19 marzo 2024
Aggiornato 04:30
Il 24 giugno

Il 'Mazzo di San Giovanni': le erbe 'magiche' della tradizione

Aqua, fuoco, Santi, Terra: una giornata a cavallo fra fede religiosa e tradizione pagana, una giornata per chiedere una benedizione per i mesi a venire

Il 'Mazzo di San Giovanni': le erbe 'magiche' della tradizione
Il 'Mazzo di San Giovanni': le erbe 'magiche' della tradizione Foto: Pixabay

Da un lato la tradizione Cattolica, dall’altro quella pagana da cui la prima, inevitabilmente, ha tratto ‘ispirazione’ per molti suoi rituali. A pochi giorni dal Solstizio d’Estate (il 21 giugno) c’è un’altra giornata particolarmente importante per la tradizione del Friuli Venezia Giulia: una di quelle usanze che profumano d’antico e che narrano di vicende lontane, di quando il popolo che abitava questo lembo di terra, attraversato da così tante e lontane genti, coltivava con attenzione i suoi folclori legati al culto e al rispetto della Madre Terra. Si tratta del 24 giugno (anche detto Natale d'Estate). La tradizione Cattolica vuole che quello sia il giorno in cui è nato San Giovanni Battista, figura chiave nella vita di Cristo. Colui che lo battezzò (il ‘Precursore’ che annunciò la venuta del Signore, unico Santo insieme alla Madonna di cui si celebra il giorno della nascita terrena oltre quello del martirio).

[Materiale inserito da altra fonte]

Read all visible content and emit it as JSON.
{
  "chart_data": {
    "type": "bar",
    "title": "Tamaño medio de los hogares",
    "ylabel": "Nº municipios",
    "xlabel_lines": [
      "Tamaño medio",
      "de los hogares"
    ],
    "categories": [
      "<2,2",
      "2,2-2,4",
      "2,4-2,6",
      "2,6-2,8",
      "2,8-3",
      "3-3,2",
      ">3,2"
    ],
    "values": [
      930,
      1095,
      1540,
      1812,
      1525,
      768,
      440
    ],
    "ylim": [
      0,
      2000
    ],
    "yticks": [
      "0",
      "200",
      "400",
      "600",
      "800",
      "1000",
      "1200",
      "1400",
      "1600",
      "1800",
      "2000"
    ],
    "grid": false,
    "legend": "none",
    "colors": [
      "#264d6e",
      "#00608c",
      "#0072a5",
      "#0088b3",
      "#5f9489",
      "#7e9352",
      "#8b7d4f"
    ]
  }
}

L'ACQUA - E proprio l’acqua (purificatrice) è uno degli elementi chiave nelle ritualità più antiche legate a questo giorno: si riteneva infatti che nella ‘magica’ notte di San Giovanni (quella a cavallo fra il 23 e il 24 giugno) dal cielo scendesse una rugiada dagli effetti ‘miracolosi’. Sarebbe il Santo (per i cattolici) a benedire la terra e tutti gli esseri viventi con il suo sangue trasformato in rosade. E proprio quelle piccole, preziose, gocce di rosiata erano cercate ardentemente dagli innamorati (diversi, anche, i rituali per ottenere di responsi d'amore), alla ricerca di un buon auspicio, e dalle donne, per garantirsi la fertilità, ma anche per tenere lontane le malattie. Sempre le donne, all’alba, raccattavano una tovaglia stesa sull’erba la sera precedente. Il loro scopo era raccogliere più rugiada possibile per poi conservarla in una bottiglia, a loro disposizione durante tutto l’anno.

IL FUOCO - Fra le ritualità più diffuse, proprio nella notte (del 23 giugno, vigilia) di San Giovanni, c’è anche quella dei falò (generalmente accesi su alcune montagnole): in origine accesi dai contadini, avevano una funzione purificatrice, e propiziatoria nei confronti del sole, cui si ‘chiedeva’ di rallentare la sua corsa verso le tenebre dell’inverno. Oggi questi riti vengono ancora praticati nelle Valli del Natisone, dove troviamo il Kries e in Val Resia, con i Kriss, i caratteristici falò di Gniva, località in cui sempre in quegli stessi giorni c’è il lancio delle 'cidule', le ruote infuocate.

LE ERBE DEL MAZZO - Assieme ai falò in questa occasione (anche detta ‘la notte delle streghe’) si era soliti confezionare il 'Mazzo di fiori di San Giovanni' (in friulano il 'Maç di San Zuan'), talvolta il mazzetto veniva gettato nei fuochi propiziatori, altre volte tenuto sotto il cuscino o portato con sé. In alternativa c’era chi confezionava dei talismani. In ogni caso l’obiettivo era il medesimo: proteggere delle negatività e dalla malasorte.

E le piante che annualmente davano (e danno) forma al ’Maç di San Zuan' non erano scelte a caso (Iperico, Artemisia, Menta, Salvia, Verbana, Ribes, Mandragora, Rosmarino, Lavanda, Felce, ma anche la Camomilla, l’Asparago selvatico, il Sambuco, la Ruta), ma ciascuna nascondeva un significato particolare. Ognuna avrebbe portato protezione contro qualcosa: le streghe, il maligno, il malocchio. Era (è) fede, profonda. Era (è) intenzione, preghiera, nel chiedere una benedizione per contrastare i danni atmosferici. È indubbiamente un retaggio antico di genti che vivevano grazie ai doni che l’amata Terra dava loro. Forse c’è molto, oggi, da (ri)imparare.